In 2013, a 110,000-gallon fish-breeding facility with a fiberglass replica of the Devil’s Hole was opened, at a cost of $4.5 million, to grow a “lifeboat population” in case the species blinked out from a cold snap or something else in the wild. They are carefully monitored, and fed organic blueberries and cilantro.

“As soon as they spawn, every fish, including the parents, try and eat the eggs,” said Olin Feuerbacher, the lead aquaculturist here. There are about a hundred pupfish now in the replica.

Habitats and hot springs

The number of endangered and extinct species here speaks to the precariousness of life in the Mojave. The Tecopa pupfish is extinct because a local hot springs facility drained its habitat. The marsh of the endangered Amargosa vole — which numbers a few hundred — was accidentally drained by a road crew last year. The dried-out marsh caught fire, destroying 10 to 20 percent of the vole habitat.

Vole numbers are so low that the species is being bred in captivity at the University of California, Davis.

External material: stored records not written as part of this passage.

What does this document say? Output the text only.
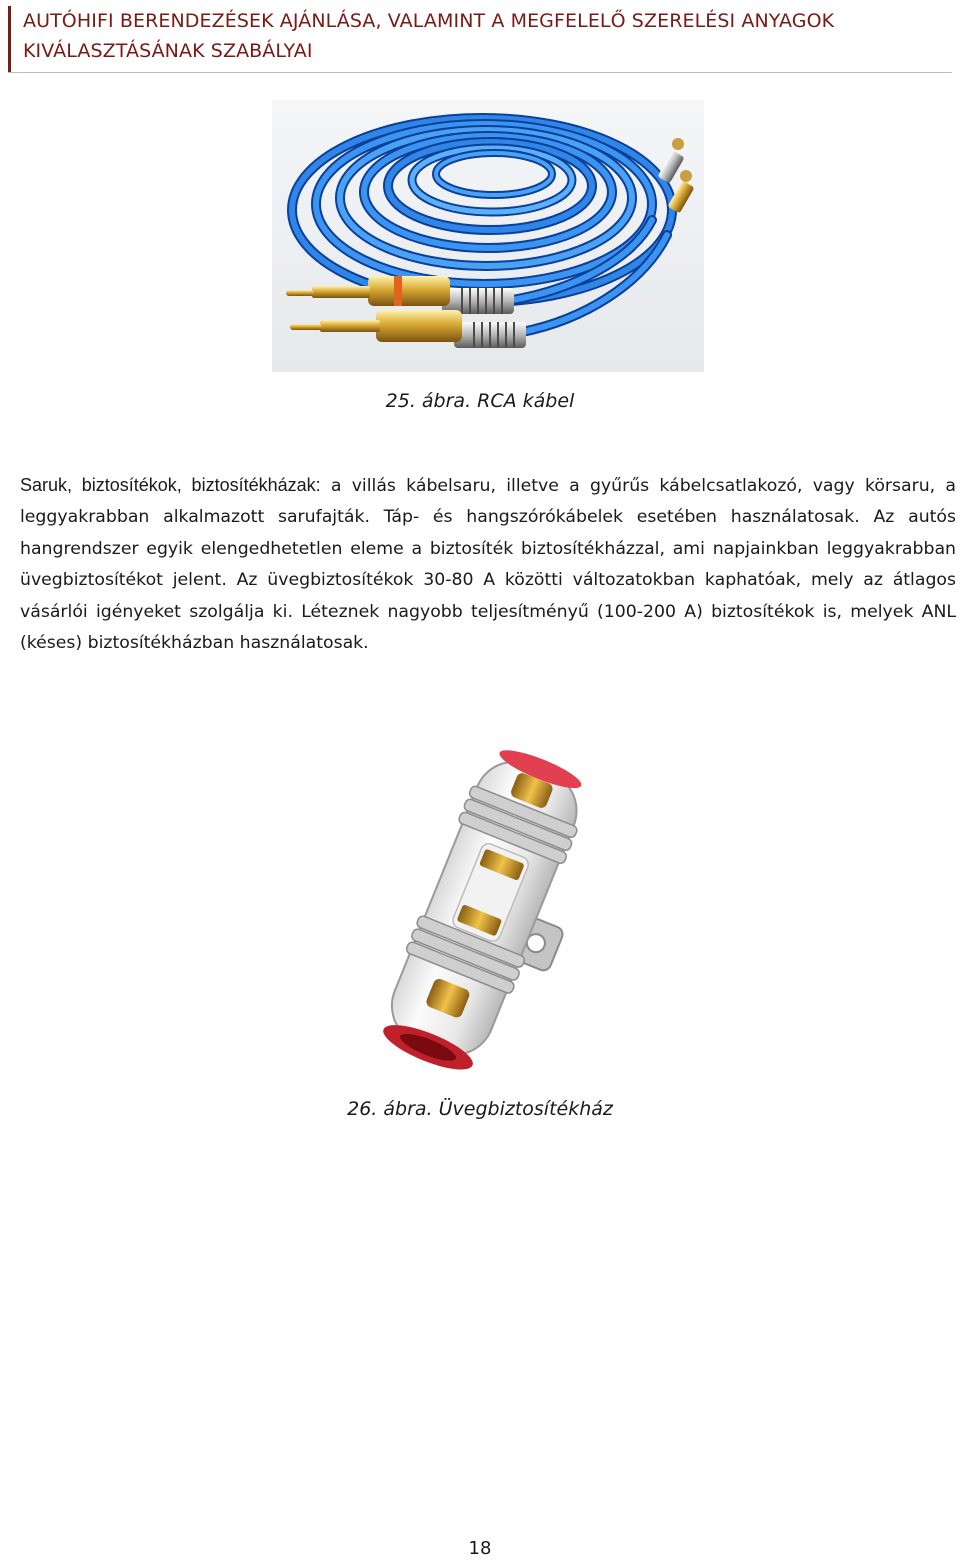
AUTÓHIFI BERENDEZÉSEK AJÁNLÁSA, VALAMINT A MEGFELELŐ SZERELÉSI ANYAGOK
KIVÁLASZTÁSÁNAK SZABÁLYAI
25. ábra. RCA kábel
Saruk, biztosítékok, biztosítékházak: a villás kábelsaru, illetve a gyűrűs kábelcsatlakozó, vagy körsaru, a leggyakrabban alkalmazott sarufajták. Táp- és hangszórókábelek esetében használatosak. Az autós hangrendszer egyik elengedhetetlen eleme a biztosíték biztosítékházzal, ami napjainkban leggyakrabban üvegbiztosítékot jelent. Az üvegbiztosítékok 30-80 A közötti változatokban kaphatóak, mely az átlagos vásárlói igényeket szolgálja ki. Léteznek nagyobb teljesítményű (100-200 A) biztosítékok is, melyek ANL (késes) biztosítékházban használatosak.
26. ábra. Üvegbiztosítékház
18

Still, the Bureau of Land Management, which manages this refuge, allows people to soak in a hot springs adjacent to the vole’s habitat.

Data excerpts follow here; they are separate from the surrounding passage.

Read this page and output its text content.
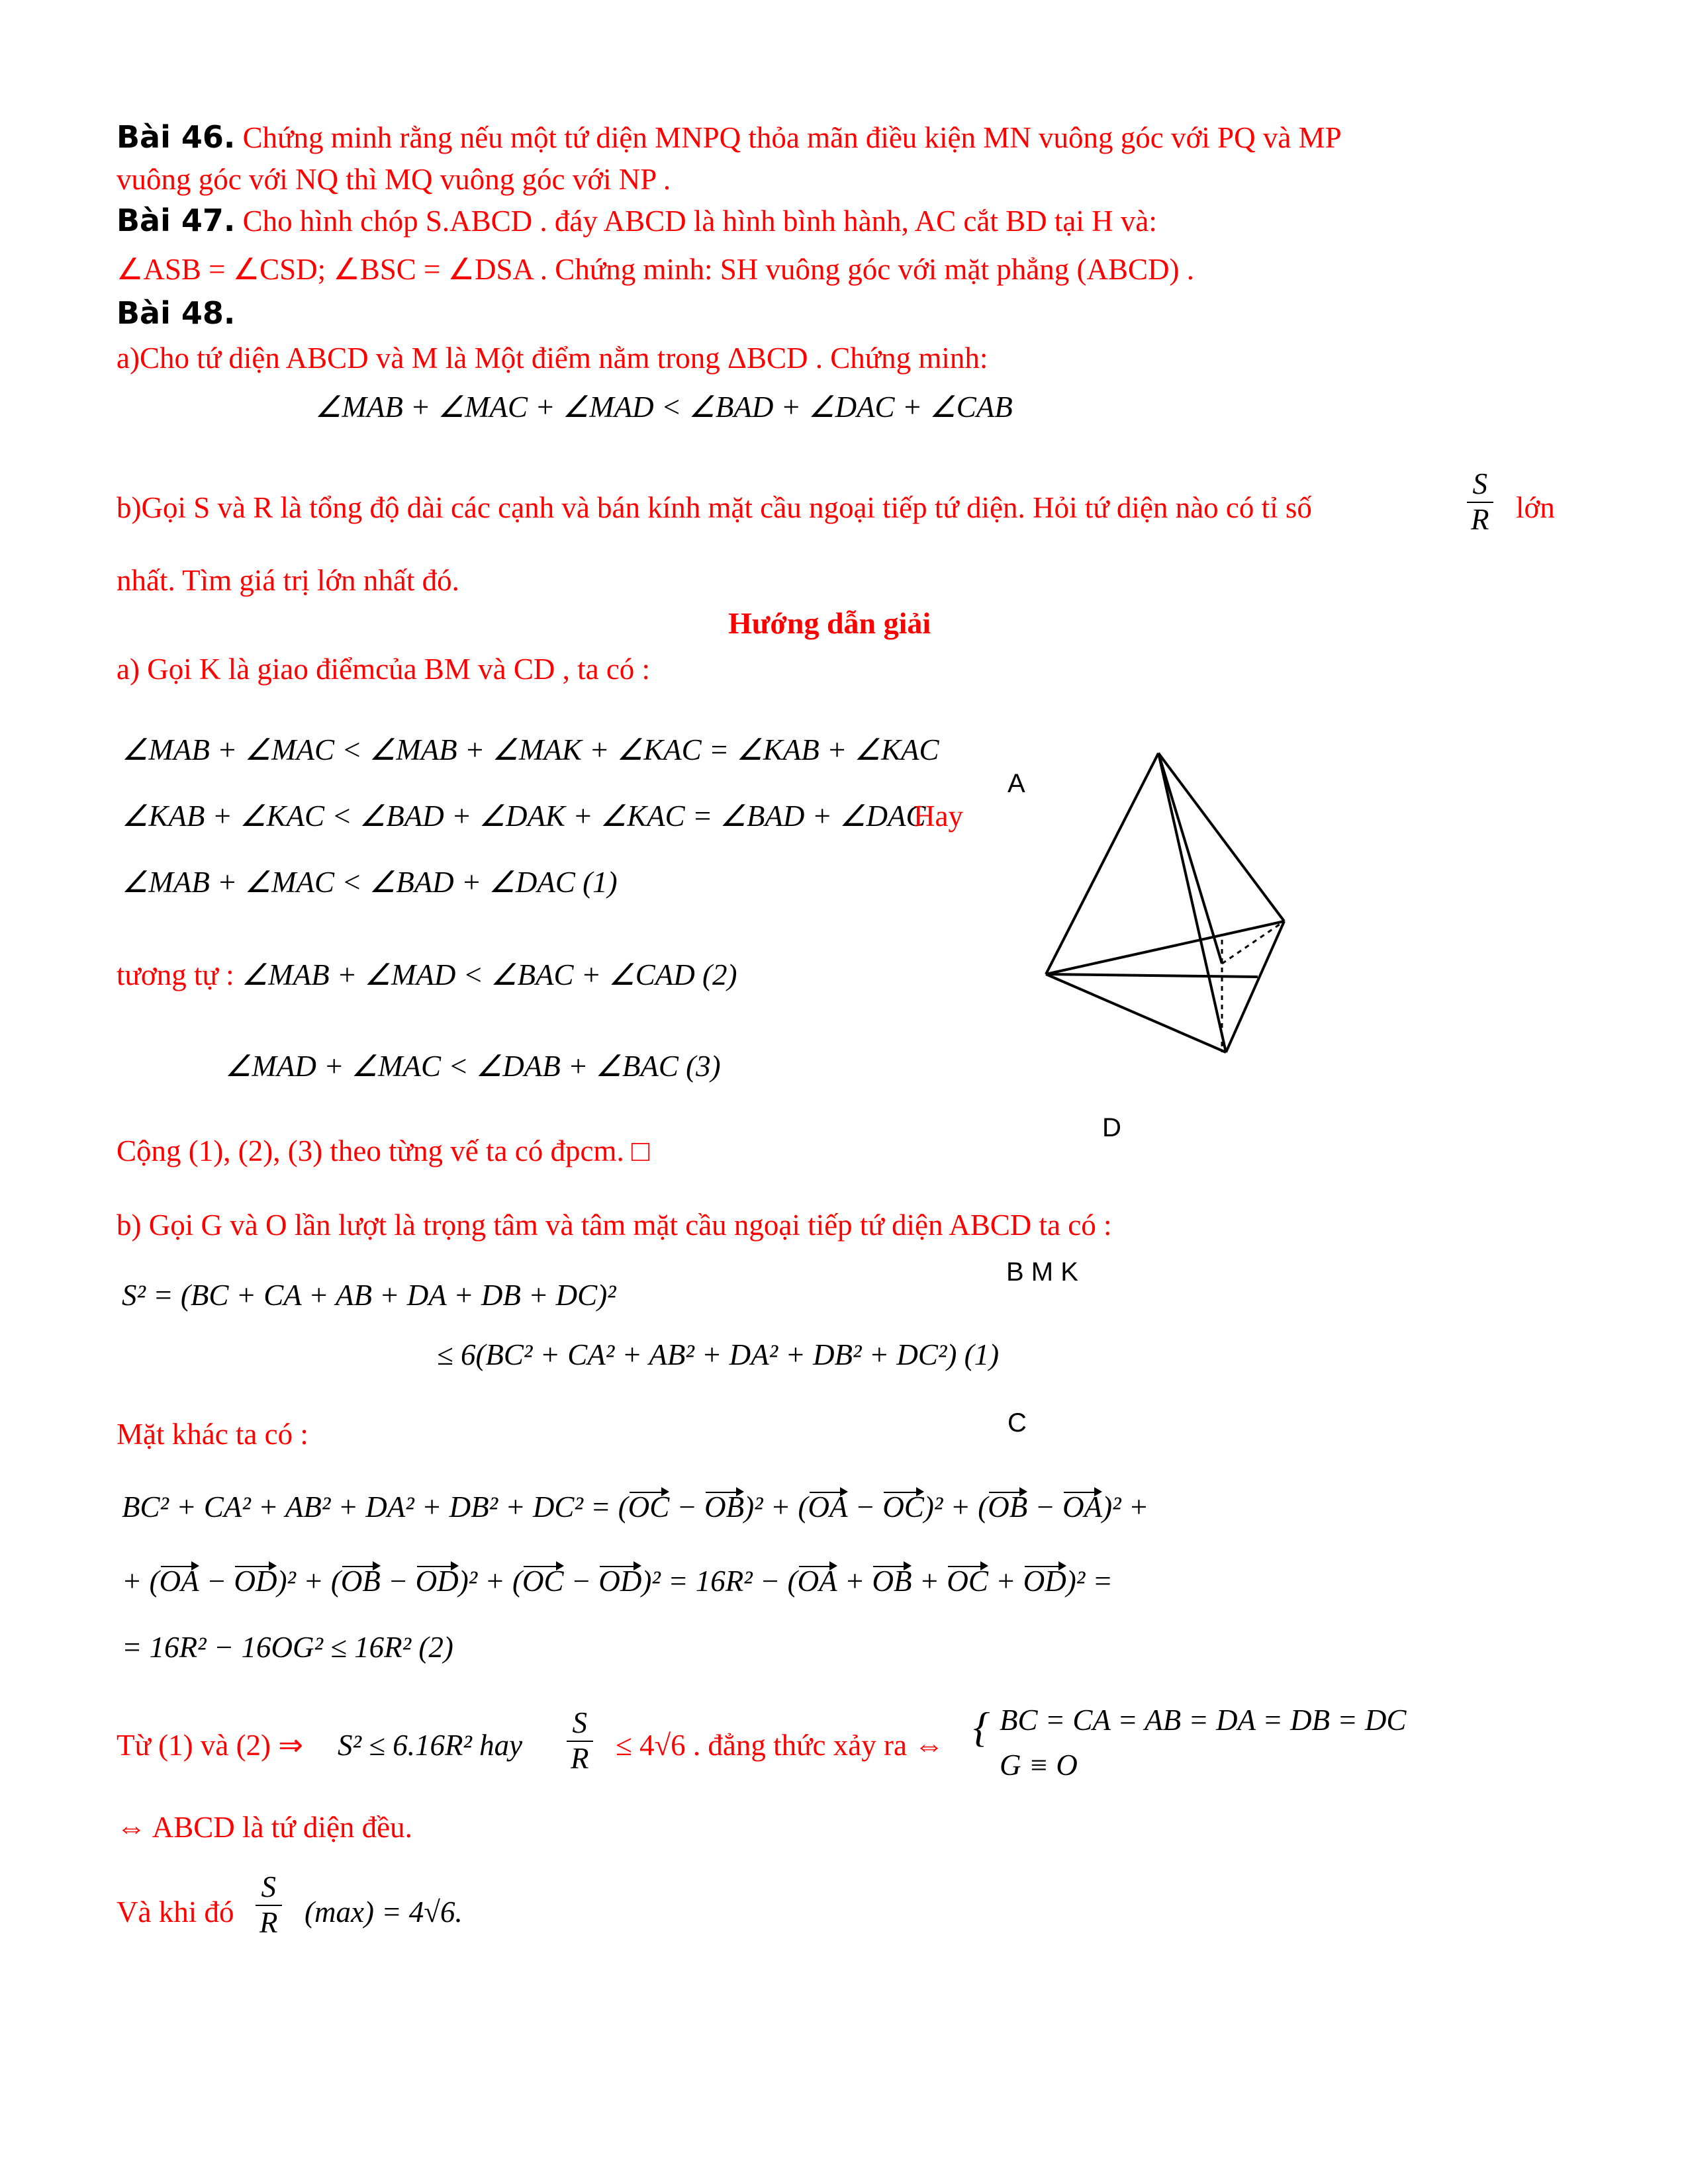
Bài 46. Chứng minh rằng nếu một tứ diện MNPQ thỏa mãn điều kiện MN vuông góc với PQ và MP
vuông góc với NQ thì MQ vuông góc với NP .
Bài 47. Cho hình chóp S.ABCD . đáy ABCD là hình bình hành, AC cắt BD tại H và:
∠ASB = ∠CSD; ∠BSC = ∠DSA . Chứng minh: SH vuông góc với mặt phẳng (ABCD) .
Bài 48.
a)Cho tứ diện ABCD và M là Một điểm nằm trong ΔBCD . Chứng minh:
∠MAB + ∠MAC + ∠MAD < ∠BAD + ∠DAC + ∠CAB
b)Gọi S và R là tổng độ dài các cạnh và bán kính mặt cầu ngoại tiếp tứ diện. Hỏi tứ diện nào có tỉ số	$\frac{S}{R}$ lớn
nhất. Tìm giá trị lớn nhất đó.
Hướng dẫn giải
a) Gọi K là giao điểmcủa BM và CD , ta có :
∠MAB + ∠MAC < ∠MAB + ∠MAK + ∠KAC = ∠KAB + ∠KAC
∠KAB + ∠KAC < ∠BAD + ∠DAK + ∠KAC = ∠BAD + ∠DAC
Hay
∠MAB + ∠MAC < ∠BAD + ∠DAC (1)
tương tự : ∠MAB + ∠MAD < ∠BAC + ∠CAD (2)
∠MAD + ∠MAC < ∠DAB + ∠BAC (3)
Cộng (1), (2), (3) theo từng vế ta có đpcm. □
b) Gọi G và O lần lượt là trọng tâm và tâm mặt cầu ngoại tiếp tứ diện ABCD ta có :
S² = (BC + CA + AB + DA + DB + DC)²
≤ 6(BC² + CA² + AB² + DA² + DB² + DC²) (1)
Mặt khác ta có :
BC² + CA² + AB² + DA² + DB² + DC² = (OC − OB)² + (OA − OC)² + (OB − OA)² +
+ (OA − OD)² + (OB − OD)² + (OC − OD)² = 16R² − (OA + OB + OC + OD)² =
= 16R² − 16OG² ≤ 16R² (2)
Từ (1) và (2) ⇒ S² ≤ 6.16R² hay $\frac{S}{R} \le 4√6$ . đẳng thức xảy ra ⇔ { BC = CA = AB = DA = DB = DC
G ≡ O
⇔ ABCD là tứ diện đều.
Và khi đó $\frac{S}{R} (\max) = 4√6$.
A
D
B M K
C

Losing the Amargosa would throw a monkey wrench in the plans of Susan Sorrells, who owns Shoshone — the bar, restaurant, motel and houses — and 2,000 acres around it. Her great-grandfather founded the town as a commercial center to support the borax mines here in the 1800s.

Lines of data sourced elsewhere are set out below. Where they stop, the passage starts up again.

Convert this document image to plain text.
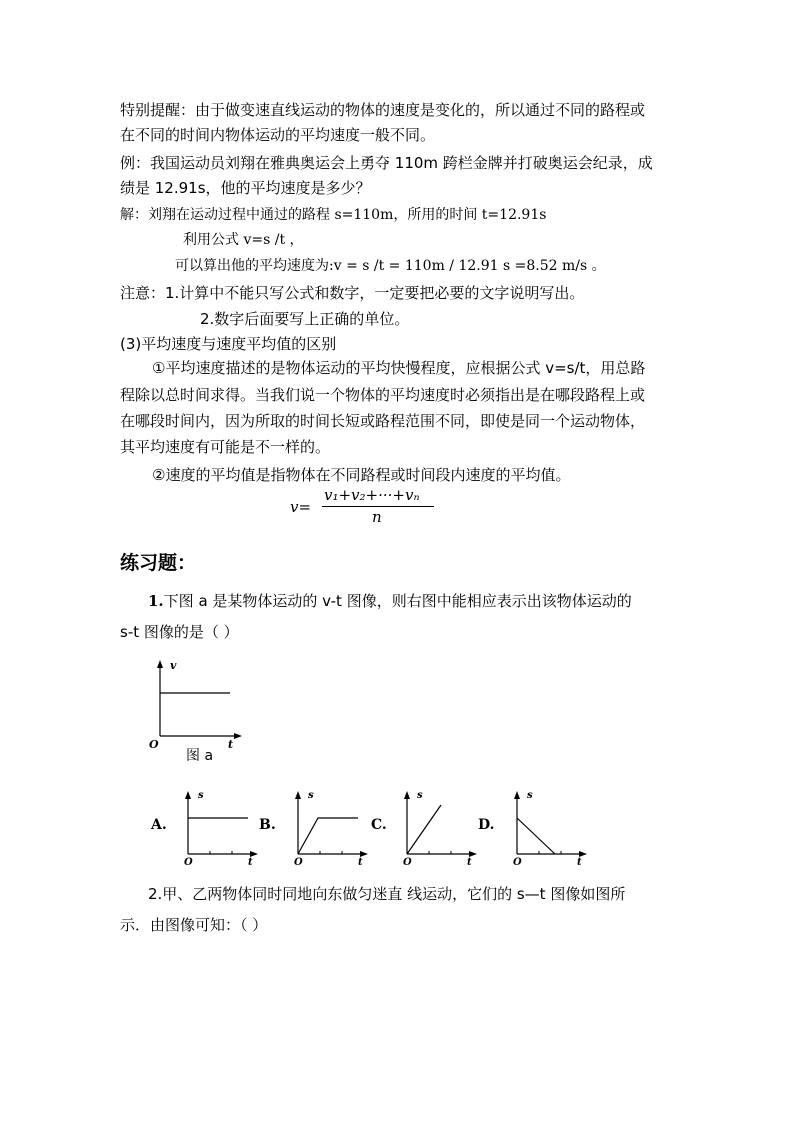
特别提醒：由于做变速直线运动的物体的速度是变化的，所以通过不同的路程或
在不同的时间内物体运动的平均速度一般不同。
例：我国运动员刘翔在雅典奥运会上勇夺 110m 跨栏金牌并打破奥运会纪录，成
绩是 12.91s，他的平均速度是多少？
解：刘翔在运动过程中通过的路程 s=110m，所用的时间 t=12.91s
利用公式 v=s /t ，
可以算出他的平均速度为:v = s /t = 110m / 12.91 s =8.52 m/s 。
注意：1.计算中不能只写公式和数字，一定要把必要的文字说明写出。
2.数字后面要写上正确的单位。
(3)平均速度与速度平均值的区别
①平均速度描述的是物体运动的平均快慢程度，应根据公式 v=s/t，用总路
程除以总时间求得。当我们说一个物体的平均速度时必须指出是在哪段路程上或
在哪段时间内，因为所取的时间长短或路程范围不同，即使是同一个运动物体，
其平均速度有可能是不一样的。
②速度的平均值是指物体在不同路程或时间段内速度的平均值。
v=
v₁+v₂+···+vₙ
n
练习题：
1.下图 a 是某物体运动的 v-t 图像，则右图中能相应表示出该物体运动的
s-t 图像的是（ ）
v
t
O
图 a
A.
s
t
O
B.
s
t
O
C.
s
t
O
D.
s
t
O
2.甲、乙两物体同时同地向东做匀迷直 线运动，它们的 s—t 图像如图所
示．由图像可知：（ ）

Behind Sorrells’ recreational vehicle park is a series of pools, habitat for the endangered Shoshone pupfish that she has improved as a draw for ecotourists — birders, hikers and “extreme heat tourists,” especially from Europe, who come to experience searing desert temperatures, often buying a dozen eggs to take into Death Valley and cook on a broiling parking lot.

When she started restoration, Sorrells discovered the last 80 Shoshone pupfish — a species thought to have gone extinct in the 1960s — living in a concrete ditch. Now, with a series of improved pools, there are thousands.

“We’ve put a lot of money into trails and wetlands and protection of species,” she said. “I’d hate to see something happen to it.”